This week was almost identical to last week, the only difference being that presentations were given. We had two days to work on our presentations and then we presented for the rest of the week. These presentations gave us an opportunity to practice our presentation skills and to work on public speaking. Both of these qualities are very important to work on, since we will be having to make many, many more presentations in our lives.
I believe this presentation was the longest presentation I have ever had to make before. Usually if I had to make a presentation in school, it was at most five minutes or so. This one, however was somewhere between ten and fifteen minutes. I am actually really glad we had to do these presentations. It really helped me get more comfortable with talking in front of the class. Although I would not necessarily say that it was fun, I would say that it was definitely helpful.

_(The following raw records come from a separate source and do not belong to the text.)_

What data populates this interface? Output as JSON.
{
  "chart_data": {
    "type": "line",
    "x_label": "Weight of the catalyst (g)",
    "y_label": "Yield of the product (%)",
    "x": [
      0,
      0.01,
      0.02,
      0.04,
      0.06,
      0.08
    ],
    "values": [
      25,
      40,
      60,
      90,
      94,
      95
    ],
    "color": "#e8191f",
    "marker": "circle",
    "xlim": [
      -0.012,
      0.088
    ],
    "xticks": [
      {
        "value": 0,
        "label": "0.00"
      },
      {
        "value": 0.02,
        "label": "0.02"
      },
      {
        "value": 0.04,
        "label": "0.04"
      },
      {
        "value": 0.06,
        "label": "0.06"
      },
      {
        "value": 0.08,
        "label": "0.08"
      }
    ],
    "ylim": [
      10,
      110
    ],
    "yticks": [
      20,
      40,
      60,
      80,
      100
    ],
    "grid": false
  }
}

These presentations not only helps us work on presentation skills, but they also helped us learn how to be better communicators. We had a couple big questions that we had to make our presentations about, and our goal as the presenter, was to guide the audience trough some information that lead to the resolution of our big questions. We were supposed to be really subtle about everything and weave our ideas together to make the presentation even better, but that was a little challenging. I at least learned how to weave things together little bit more than what I did in previous presentations. Like I said before, this presentation project was actually really helpful.
During this week, we continued to work on our "What is Literature?" presentations. Many groups in the class have started to work on their actual presentation. My group is one of those who have started their presentation. We are still working on it, since we only started it a few days ago. While we work on the presentation, we are trying to put it together in a smooth manner that transitions well into each thing we talk about.
It is important to have smooth transitions link things together so that the presentation is easy to follow and is not choppy. This will help the audience to be more interested in what is being said, and they will be less likely to be confused.
It is equally important for the presenter to actually talk about the topic, and not to read from the presentation. When the speaker only reads about their topic from the presentation, they are not really showing their knowledge about the subject, they are merely showing the audience the information they have found. Reading what is on the slide is the same as just showing the presentation to the audience and not even saying anything about it.
Smooth transitions, and not reading the slides are both very important in order to really grab the audience's attention. Without those two crucial parts of the presentation, the audience will not be as interested and they will not get as much out of the presentation as they would with smooth transitions and if the presenter did not just read the presentation to them.
This week we spent a lot of time working on our "what is literature" projects. My group chose to present our presentation on theme and point of view. To help us be more productive, our teacher told us an effective process of completing the project.
Originally we did not get very much instruction on what we were supposed to do. That was done purposefully so that we could learn how to figure things out on our own. We were still given help if we needed it though, so that we could still work in a productive manner and not just sit there stuck and clueless on what to do.
By not giving much instruction, we were able to gain problem solving skills and figure out how to do things on our own. That is an important skill to have in life. There are always going to be problems that we will have to solve without guidance.
We were told that in college there might be some professors that will not tell us exactly what to do, and we will have to figure out what to do ourselves. In that case, it is important to learn how to problem solve earlier in life, so that later, when those skills are needed, they are developed and ready to go. To be good at problem solving would make life a lot easier. That is why our teacher chose to present the project to us the way he did. He did not give a whole lot of instructions, but rather gave us more of a push in the right direction at first.
During this week, for some reason it really felt like we learned nothing in AP Lit. However, that is not true. We went over the poem, Bright Star, by John Keats several times over the course of the week, and discussed a couple different things with the class.
The first thing we talked about was how talking directly to an object when describing one's self to that object could be more effective. It was decided that it was a more effective way to compare someone to something because if the speaker was to just compare them self to an object, giving the object no personality, then the comparison would be a little more shallow. Where as if the speaker talked to the object, giving it a personality, the comparison would be less shallow.
The other thing we talked about as a class, was who we identified with most in the poem. We could choose either the star, the speaker, or the speaker's love. The star was an option because the speaker gave it a personality. When they were comparing them self to the star, they talked directly to it. That is why we were able to identify with the star if we wanted to. I personally felt like I identified with the star the most because I tend to be more of an observer, and I usually see the good in everything. That is what the star was like. We know this because when the speaker was talking to the star, they were saying how the star just watched the earth and its beauty.
So in conclusion, the major thing we learned this week was how to effectively compare one's self to an object.